(Reuters) - Americans should avoid door-to-door trick-or-treating, attending crowded and indoor parties, and wearing costume masks this Halloween to prevent the spread of COVID-19, according to the U.S. Centers for Disease Control and Prevention.
The U.S. health agency said that many traditional Halloween activities could be high-risk for spreading viruses and outlined several safer, alternative ways to participate in a note on holiday celebrations. (bit.ly/32SwX9d)
The guidance comes after new COVID-19 cases in the United States rose last week for the first time after falling for eight straight weeks, an increase that health experts attributed to schools reopening and parties over the Labor Day holiday.
The health agency also said activities like attending haunted house settings, consuming alcohol or drugs and attending the fall festival that is outside one’s community were high risk and should be avoided.

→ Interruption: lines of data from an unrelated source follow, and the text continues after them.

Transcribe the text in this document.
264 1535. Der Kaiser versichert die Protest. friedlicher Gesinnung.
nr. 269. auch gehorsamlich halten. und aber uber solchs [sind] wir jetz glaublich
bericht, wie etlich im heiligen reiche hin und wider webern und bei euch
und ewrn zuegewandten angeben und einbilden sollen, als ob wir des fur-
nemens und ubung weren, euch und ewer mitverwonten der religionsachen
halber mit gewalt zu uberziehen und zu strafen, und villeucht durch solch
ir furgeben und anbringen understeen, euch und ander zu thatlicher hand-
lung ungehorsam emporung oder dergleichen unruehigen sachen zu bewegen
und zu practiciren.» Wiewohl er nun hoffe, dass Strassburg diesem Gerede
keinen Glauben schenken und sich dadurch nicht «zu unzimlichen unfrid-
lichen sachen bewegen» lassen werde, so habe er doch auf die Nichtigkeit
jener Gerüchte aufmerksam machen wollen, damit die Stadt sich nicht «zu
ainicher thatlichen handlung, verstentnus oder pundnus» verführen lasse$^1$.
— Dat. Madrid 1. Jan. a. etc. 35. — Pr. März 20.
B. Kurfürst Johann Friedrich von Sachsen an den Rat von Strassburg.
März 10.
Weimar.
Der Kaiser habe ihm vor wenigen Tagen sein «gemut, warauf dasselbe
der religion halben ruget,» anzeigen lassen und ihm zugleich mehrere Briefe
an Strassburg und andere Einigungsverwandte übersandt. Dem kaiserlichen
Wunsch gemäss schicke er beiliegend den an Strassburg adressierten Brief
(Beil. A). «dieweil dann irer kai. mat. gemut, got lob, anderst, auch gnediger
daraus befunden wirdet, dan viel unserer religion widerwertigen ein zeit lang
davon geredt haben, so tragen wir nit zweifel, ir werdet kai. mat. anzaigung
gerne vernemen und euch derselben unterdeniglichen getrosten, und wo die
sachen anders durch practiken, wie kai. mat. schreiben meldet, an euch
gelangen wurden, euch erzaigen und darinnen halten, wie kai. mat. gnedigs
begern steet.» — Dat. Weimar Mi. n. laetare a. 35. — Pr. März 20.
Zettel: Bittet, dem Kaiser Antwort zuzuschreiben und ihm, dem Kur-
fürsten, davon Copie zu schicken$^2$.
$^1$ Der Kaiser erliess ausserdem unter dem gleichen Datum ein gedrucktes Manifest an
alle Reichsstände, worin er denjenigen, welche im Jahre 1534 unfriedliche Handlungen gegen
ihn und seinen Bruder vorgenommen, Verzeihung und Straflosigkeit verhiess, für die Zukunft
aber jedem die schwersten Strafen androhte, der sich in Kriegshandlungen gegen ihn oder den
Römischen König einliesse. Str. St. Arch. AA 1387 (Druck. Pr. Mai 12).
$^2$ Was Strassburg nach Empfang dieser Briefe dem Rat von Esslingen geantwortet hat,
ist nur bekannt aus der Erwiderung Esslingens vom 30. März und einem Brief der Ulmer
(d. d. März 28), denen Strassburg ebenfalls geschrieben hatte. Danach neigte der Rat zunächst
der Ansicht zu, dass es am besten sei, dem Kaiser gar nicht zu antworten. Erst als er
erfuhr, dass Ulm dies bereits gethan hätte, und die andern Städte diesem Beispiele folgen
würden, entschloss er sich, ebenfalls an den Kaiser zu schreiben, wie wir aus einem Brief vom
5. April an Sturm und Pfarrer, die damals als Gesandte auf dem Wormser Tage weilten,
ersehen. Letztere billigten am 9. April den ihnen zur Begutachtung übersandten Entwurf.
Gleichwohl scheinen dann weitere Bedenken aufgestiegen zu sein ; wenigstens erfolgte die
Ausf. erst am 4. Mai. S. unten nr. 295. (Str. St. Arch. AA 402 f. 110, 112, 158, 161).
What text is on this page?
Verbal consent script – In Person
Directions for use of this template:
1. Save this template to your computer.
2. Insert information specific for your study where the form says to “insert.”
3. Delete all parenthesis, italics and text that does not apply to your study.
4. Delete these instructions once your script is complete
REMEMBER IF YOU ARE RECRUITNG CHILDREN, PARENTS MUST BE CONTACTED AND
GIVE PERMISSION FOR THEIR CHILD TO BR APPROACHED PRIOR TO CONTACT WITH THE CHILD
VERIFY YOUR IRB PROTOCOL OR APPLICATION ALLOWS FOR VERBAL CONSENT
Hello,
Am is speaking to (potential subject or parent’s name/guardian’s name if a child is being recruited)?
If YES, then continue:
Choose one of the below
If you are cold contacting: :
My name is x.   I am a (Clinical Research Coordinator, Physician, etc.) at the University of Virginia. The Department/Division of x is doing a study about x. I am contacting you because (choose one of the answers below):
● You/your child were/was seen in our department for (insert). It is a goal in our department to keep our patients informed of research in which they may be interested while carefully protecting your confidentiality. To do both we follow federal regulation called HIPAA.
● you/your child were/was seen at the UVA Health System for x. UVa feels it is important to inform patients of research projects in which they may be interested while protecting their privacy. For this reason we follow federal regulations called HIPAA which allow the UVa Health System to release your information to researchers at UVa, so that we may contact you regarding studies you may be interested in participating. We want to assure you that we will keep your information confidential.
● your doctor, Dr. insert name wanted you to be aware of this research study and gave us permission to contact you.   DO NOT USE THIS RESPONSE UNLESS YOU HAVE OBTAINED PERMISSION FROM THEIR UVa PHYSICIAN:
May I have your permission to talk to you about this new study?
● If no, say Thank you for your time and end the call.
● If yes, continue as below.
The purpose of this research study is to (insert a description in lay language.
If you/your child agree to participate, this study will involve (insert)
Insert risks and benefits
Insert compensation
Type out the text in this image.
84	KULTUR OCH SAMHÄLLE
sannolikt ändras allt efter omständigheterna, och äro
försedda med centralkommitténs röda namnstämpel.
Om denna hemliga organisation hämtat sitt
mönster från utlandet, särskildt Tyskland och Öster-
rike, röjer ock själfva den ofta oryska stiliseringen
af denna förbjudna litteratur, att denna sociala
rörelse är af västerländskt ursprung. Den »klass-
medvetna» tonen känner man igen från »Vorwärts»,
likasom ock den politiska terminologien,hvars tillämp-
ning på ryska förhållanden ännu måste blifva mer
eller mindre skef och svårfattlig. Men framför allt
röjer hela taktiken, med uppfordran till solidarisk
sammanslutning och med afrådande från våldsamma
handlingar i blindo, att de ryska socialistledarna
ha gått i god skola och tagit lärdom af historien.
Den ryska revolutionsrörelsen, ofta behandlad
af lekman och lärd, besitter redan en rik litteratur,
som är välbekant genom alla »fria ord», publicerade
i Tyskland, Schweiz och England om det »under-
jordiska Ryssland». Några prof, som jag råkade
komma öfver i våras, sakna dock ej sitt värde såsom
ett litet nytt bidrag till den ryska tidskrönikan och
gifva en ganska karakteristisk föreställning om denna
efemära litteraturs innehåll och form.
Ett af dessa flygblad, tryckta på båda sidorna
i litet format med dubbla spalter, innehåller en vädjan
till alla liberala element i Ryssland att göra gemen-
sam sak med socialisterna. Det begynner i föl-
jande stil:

CDC advised one-way trick-or-treating where participants are six feet apart and wearing Halloween-themed cloth masks.
Other low-risk activities include carving pumpkins and decorating one’s home, outdoor scavenger hunts and parties, virtual costume contests and hosting a movie night with household members.
The health agency recommended tailoring all Halloween activities based on whether coronavirus infections were spiking in a given area, adding that the new guidelines are not meant to replace any local or state mandates on the pandemic.
For Thanksgiving, CDC advised against long distance travel, attending crowded parades and going shopping in crowded shops.